L'enfant oublie rapidement ce qui est désagréable. Les grands aussi ont une telle disposition d'esprit. De retour de vacances, on oublie les petits désagréments pour ne parler que des bons moments vécus loin des soucis quotidiens.

Cette merveilleuse disposition d'esprit, d'oublier ce qui est désagréable pour ne retenir que ce qui est agréable, il faut la garder toute sa vie, car c'est elle qui permet d'être en mesure de pardonner.

Supposez que vous êtes en route pour rencontrer votre bien-aimé, et que, par hasard, quelqu'un vous offense. Vous ne pensez même pas à réagir pour vous venger. L'idée d'amour supplante l'idée de vengeance. Et selon la foi baha'ie, c'est le seul moyen d'agir lorsque les mauvaises pensées viennent à l'esprit.

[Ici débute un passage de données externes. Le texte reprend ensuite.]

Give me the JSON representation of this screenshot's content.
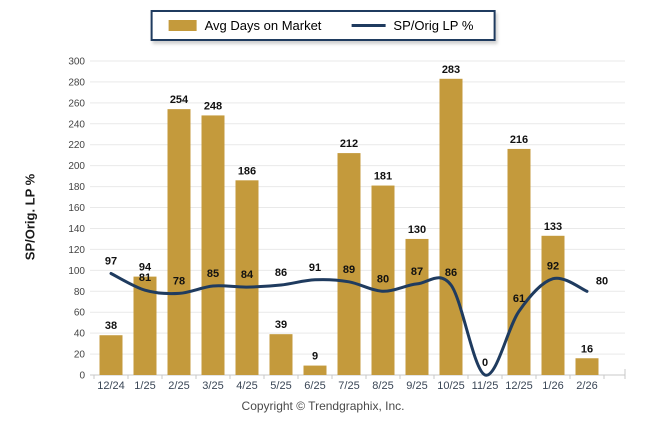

`Abdu'l-Baha dit: "Les mauvaises pensées viennent de l'extérieur, et trouvent leur réflexion en l'homme. On ne doit pas servir de miroir pour elles. On ne doit même pas les réprimer, car c'est impossible, et les difficultés s'aggravent, se mettant de plus en plus en évidence. On doit constamment tourner le miroir de son coeur vers Dieu.

C'est le seul moyen contre les mauvaises pensées. La face du miroir doit être tournée vers Dieu et le dos vers les mauvaises pensées."

Toute notre vie est un voyage vers le pays merveilleux de l'amour, où l'on est heureux avec l'amour de Dieu, l'amour du prochain, l'amour du travail. Si sur cette route, on se voit offensé, on ne doit pas s'arrêter pour réprimer l'idée de vengeance. On doit continuer sa route, son voyage.

Ce voyage est infiniment facilité par la communion avec notre Bien-Aimé, par la prière, ce qui devrait faire l'objet d'une autre conférence. Je vous en fais grâce, car je ne voudrais pas vous amener au point où vous récitiez dans votre coeur cette ancienne prière zoroastrienne qui dit:

"O mon Dieu délivre-moi de l'homme qui est fatigant."